Remove fbjs dependency - Githubissues

facebook / prop-types

Runtime type checking for React props and similar objects

MIT License

4.48k stars 356 forks source link

Remove fbjs dependency #194

Closed gaearon closed 6 years ago

gaearon commented 6 years ago

See reasons in https://github.com/facebook/react/pull/13069. This PR is complementary.

I chose to inline a simplified version of warning in two files where we use it, and replacing invariant calls with new Error. In case somebody relies on Invariant Violation being the name (e.g. in tests), I inlined .name assignments to match the invariant logic.

Without this PR, fbjs would stay a transitive dep of React.

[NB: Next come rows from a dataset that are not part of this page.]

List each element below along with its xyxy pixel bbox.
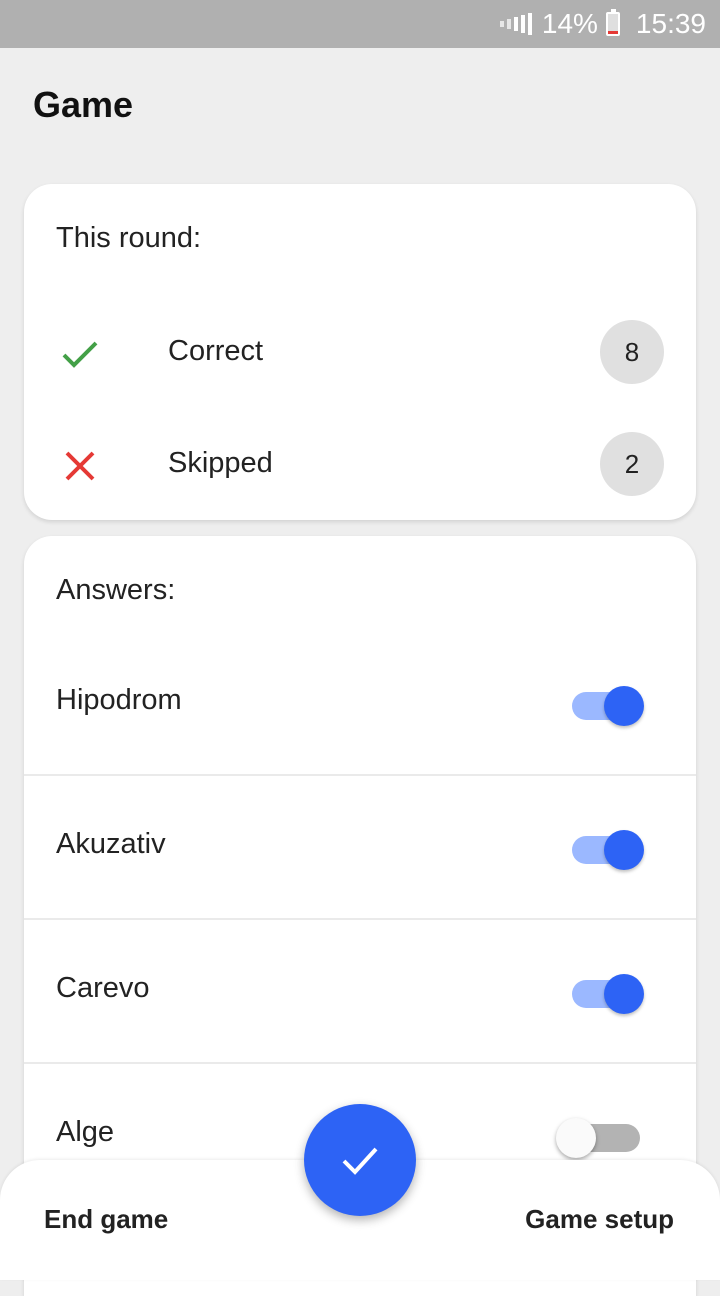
answers-heading: Answers: [56, 574, 176, 606]
correct-count-badge: 8 [600, 320, 664, 384]
answer-toggle[interactable] [572, 684, 644, 726]
round-heading: This round: [56, 222, 202, 254]
battery-percent: 14% [541, 8, 598, 39]
answer-row[interactable]: Hipodrom [24, 632, 696, 776]
battery-icon [605, 9, 620, 36]
answer-label: Carevo [56, 972, 150, 1004]
correct-row: Correct 8 [24, 320, 696, 384]
game-setup-button[interactable]: Game setup [525, 1204, 674, 1235]
answer-toggle[interactable] [572, 828, 644, 870]
answer-row[interactable]: Carevo [24, 920, 696, 1064]
page-title: Game [33, 84, 134, 125]
end-game-button[interactable]: End game [44, 1204, 168, 1235]
check-icon [62, 341, 98, 368]
skipped-count-badge: 2 [600, 432, 664, 496]
correct-label: Correct [168, 335, 264, 367]
answer-row[interactable]: Akuzativ [24, 776, 696, 920]
skipped-row: Skipped 2 [24, 432, 696, 496]
check-icon [342, 1147, 378, 1175]
close-icon [65, 451, 95, 481]
clock: 15:39 [635, 8, 706, 39]
confirm-fab[interactable] [304, 1104, 416, 1216]
answer-toggle[interactable] [572, 972, 644, 1014]
answer-label: Akuzativ [56, 828, 166, 860]
skipped-label: Skipped [168, 447, 273, 479]
round-summary-card: This round: Correct 8 Skipped 2 [24, 184, 696, 520]
status-bar: 14% 15:39 [0, 0, 720, 48]
answer-label: Hipodrom [56, 684, 182, 716]
answer-label: Alge [56, 1116, 115, 1148]
signal-icon [499, 13, 532, 35]
answer-toggle[interactable] [556, 1116, 640, 1158]
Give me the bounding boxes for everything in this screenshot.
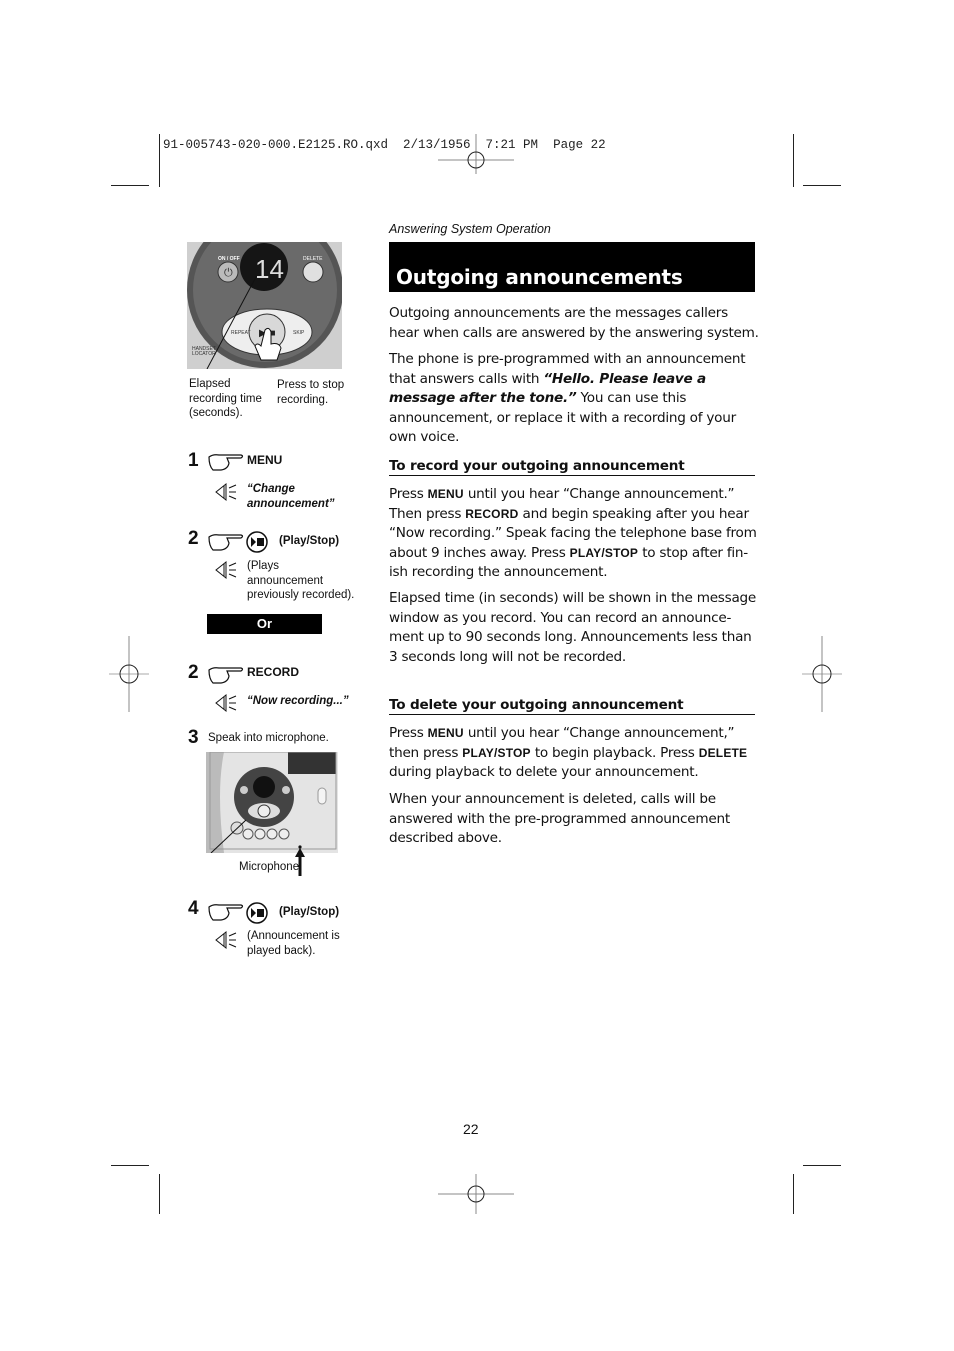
step-number: 3 — [188, 727, 199, 748]
speaker-icon — [215, 930, 237, 950]
speaker-icon — [215, 560, 237, 580]
telephone-base-illustration — [206, 752, 338, 853]
registration-mark-right — [802, 636, 842, 712]
registration-mark-top — [438, 134, 514, 174]
intro-paragraph-1: Outgoing announcements are the messages … — [389, 304, 759, 343]
pointing-hand-icon — [208, 454, 244, 471]
pointing-hand-icon — [208, 667, 244, 684]
voice-prompt: (Announcement is played back). — [247, 930, 340, 957]
text: during playback to delete your announcem… — [389, 764, 699, 780]
voice-prompt: “Change announcement” — [247, 483, 335, 510]
page-title-bar: Outgoing announcements — [389, 242, 755, 292]
svg-text:LOCATOR: LOCATOR — [192, 351, 216, 357]
text: to begin playback. Press — [530, 744, 699, 761]
record-section-heading: To record your outgoing announcement — [389, 458, 755, 476]
step-number: 4 — [188, 898, 199, 919]
step-key-record: RECORD — [247, 665, 300, 679]
svg-text:⏻: ⏻ — [224, 267, 233, 279]
elapsed-display: 14 — [255, 254, 284, 284]
section-label: Answering System Operation — [389, 222, 551, 236]
page-number: 22 — [463, 1121, 479, 1137]
key-delete: DELETE — [698, 745, 748, 760]
delete-section-heading: To delete your outgoing announcement — [389, 697, 755, 715]
record-paragraph-1: Press MENU until you hear “Change announ… — [389, 485, 759, 583]
step-instruction: Speak into microphone. — [208, 732, 329, 744]
crop-mark — [793, 134, 794, 187]
play-stop-button-icon — [246, 531, 268, 553]
pointing-hand-icon — [208, 904, 244, 921]
step-key-play-stop: (Play/Stop) — [279, 906, 340, 918]
key-menu: MENU — [427, 487, 464, 501]
pointing-hand-icon — [208, 534, 244, 551]
or-divider: Or — [207, 614, 322, 634]
crop-mark — [159, 134, 160, 187]
svg-text:SKIP: SKIP — [293, 330, 305, 336]
key-play-stop: PLAY/STOP — [462, 745, 531, 760]
svg-text:ON / OFF: ON / OFF — [218, 256, 240, 262]
svg-text:DELETE: DELETE — [303, 256, 323, 262]
text: When your announcement is deleted, calls… — [389, 791, 730, 846]
voice-prompt: (Plays announcement previously recorded)… — [247, 560, 355, 601]
play-stop-button-icon — [246, 902, 268, 924]
speaker-icon — [215, 693, 237, 713]
record-paragraph-2: Elapsed time (in seconds) will be shown … — [389, 589, 759, 667]
crop-mark — [803, 1165, 841, 1166]
svg-text:REPEAT: REPEAT — [231, 330, 251, 336]
caption-elapsed-time: Elapsed recording time (seconds). — [189, 378, 262, 419]
crop-mark — [111, 185, 149, 186]
answering-panel-illustration: 14 ⏻ ON / OFF DELETE ▶/■ REPEAT SKIP HAN… — [187, 242, 342, 369]
step-number: 2 — [188, 528, 199, 549]
crop-mark — [159, 1174, 160, 1214]
text: Elapsed time (in seconds) will be shown … — [389, 590, 757, 665]
arrow-up-icon — [295, 848, 305, 876]
intro-paragraph-2: The phone is pre-programmed with an anno… — [389, 350, 759, 448]
file-slug-line: 91-005743-020-000.E2125.RO.qxd 2/13/1956… — [163, 138, 606, 152]
caption-press-to-stop: Press to stop recording. — [277, 379, 345, 406]
speaker-icon — [215, 482, 237, 502]
step-key-menu: MENU — [247, 453, 283, 467]
voice-prompt: “Now recording...” — [247, 695, 349, 707]
step-number: 2 — [188, 662, 199, 683]
page-title: Outgoing announcements — [396, 265, 683, 289]
crop-mark — [111, 1165, 149, 1166]
registration-mark-bottom — [438, 1174, 514, 1214]
intro-text: Outgoing announcements are the messages … — [389, 305, 759, 341]
step-number: 1 — [188, 450, 199, 471]
delete-paragraph-2: When your announcement is deleted, calls… — [389, 790, 759, 849]
step-key-play-stop: (Play/Stop) — [279, 535, 340, 547]
delete-paragraph-1: Press MENU until you hear “Change announ… — [389, 724, 759, 783]
crop-mark — [793, 1174, 794, 1214]
registration-mark-left — [109, 636, 149, 712]
microphone-label: Microphone — [239, 861, 300, 873]
key-record: RECORD — [465, 506, 519, 521]
key-menu: MENU — [427, 726, 464, 740]
text: Press — [389, 725, 428, 741]
text: Press — [389, 486, 428, 502]
key-play-stop: PLAY/STOP — [569, 545, 639, 560]
crop-mark — [803, 185, 841, 186]
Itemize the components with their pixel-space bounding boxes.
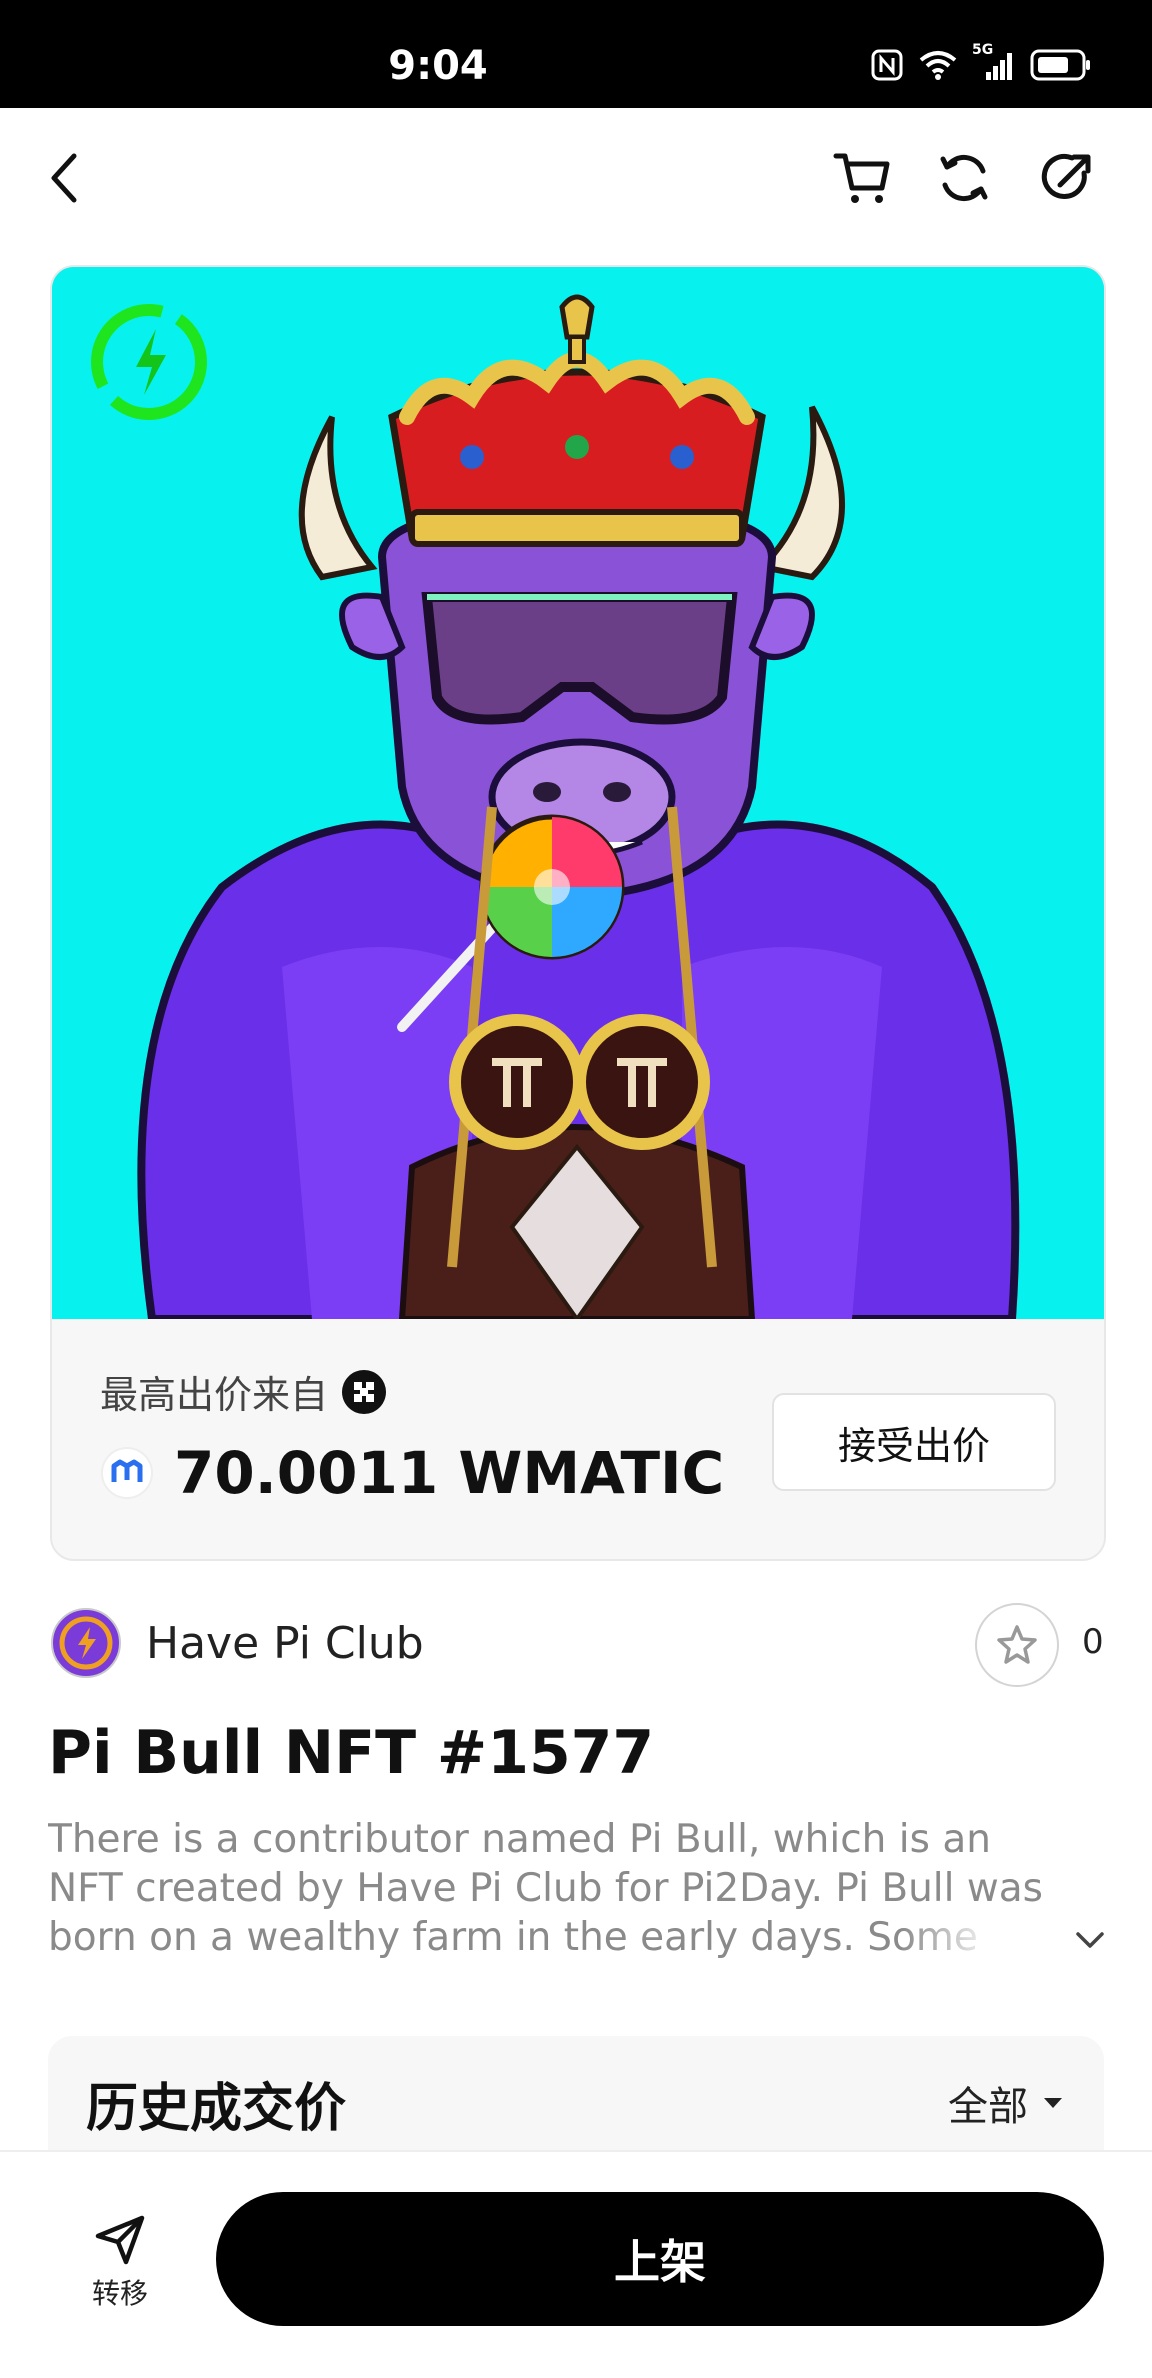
price-history-filter[interactable]: 全部 xyxy=(948,2074,1064,2132)
price-history-section: 历史成交价 全部 xyxy=(48,2036,1104,2150)
battery-icon xyxy=(1030,49,1090,81)
top-nav xyxy=(0,108,1152,238)
refresh-button[interactable] xyxy=(932,146,996,210)
back-icon xyxy=(51,153,77,203)
transfer-button[interactable]: 转移 xyxy=(72,2212,168,2312)
share-icon xyxy=(1041,153,1091,199)
status-icons: 5G xyxy=(870,42,1092,82)
star-icon xyxy=(997,1625,1037,1664)
cart-icon xyxy=(833,153,890,203)
nfc-icon xyxy=(871,49,903,81)
best-offer-label-row: 最高出价来自 xyxy=(100,1364,388,1419)
expand-description-button[interactable] xyxy=(1068,1918,1112,1962)
send-icon xyxy=(95,2215,145,2265)
description-fade xyxy=(900,1917,1080,1969)
collection-link[interactable]: Have Pi Club xyxy=(50,1605,424,1681)
wifi-icon xyxy=(919,51,957,80)
nft-card: 最高出价来自 70.0011 WMATIC 接受出价 xyxy=(50,265,1106,1561)
bottom-action-bar: 转移 上架 xyxy=(0,2150,1152,2378)
best-offer-panel: 最高出价来自 70.0011 WMATIC 接受出价 xyxy=(52,1319,1104,1559)
nft-artwork-illustration xyxy=(52,267,1104,1323)
polygon-matic-icon xyxy=(101,1447,153,1499)
list-for-sale-button[interactable]: 上架 xyxy=(216,2192,1104,2326)
transfer-label: 转移 xyxy=(91,2277,148,2310)
nft-title: Pi Bull NFT #1577 xyxy=(48,1718,655,1788)
best-offer-amount-row: 70.0011 WMATIC xyxy=(100,1439,724,1507)
status-bar: 9:04 5G xyxy=(0,0,1152,108)
share-button[interactable] xyxy=(1035,146,1099,210)
nft-artwork[interactable] xyxy=(52,267,1104,1323)
chevron-down-icon xyxy=(1076,1932,1104,1948)
collection-avatar-icon xyxy=(51,1608,121,1678)
price-history-title: 历史成交价 xyxy=(86,2079,347,2139)
best-offer-label: 最高出价来自 xyxy=(100,1373,329,1417)
signal-icon: 5G xyxy=(972,42,1016,82)
collection-name: Have Pi Club xyxy=(146,1617,424,1669)
back-button[interactable] xyxy=(32,146,96,210)
cart-button[interactable] xyxy=(830,146,894,210)
favorite-button[interactable] xyxy=(975,1603,1059,1687)
accept-offer-button[interactable]: 接受出价 xyxy=(772,1393,1056,1491)
favorite-count: 0 xyxy=(1082,1622,1104,1662)
bidder-avatar-icon[interactable] xyxy=(340,1368,388,1416)
price-history-filter-label: 全部 xyxy=(948,2084,1028,2130)
caret-down-icon xyxy=(1044,2098,1062,2108)
best-offer-amount: 70.0011 WMATIC xyxy=(174,1439,725,1507)
refresh-icon xyxy=(940,154,988,202)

MariaDima commented 6 years ago

Can someone please make a release, so that all modules that depend on prop-types can get the vulnerability fix?

gaearon commented 6 years ago

This PR was released as 15.6.2.
There's no (and has never been) a vulnerability in prop-types. Even if some transitive dependency of fbjs had a vulnerability at some point, prop-types only uses functions in fbjs that have no transitive dependencies.

ljharb commented 6 years ago

@gaearon could you push all the git tags up for the releases? It seems that most of them (including the latest) are missing.

gaearon commented 6 years ago

Pushed a tag for the latest release.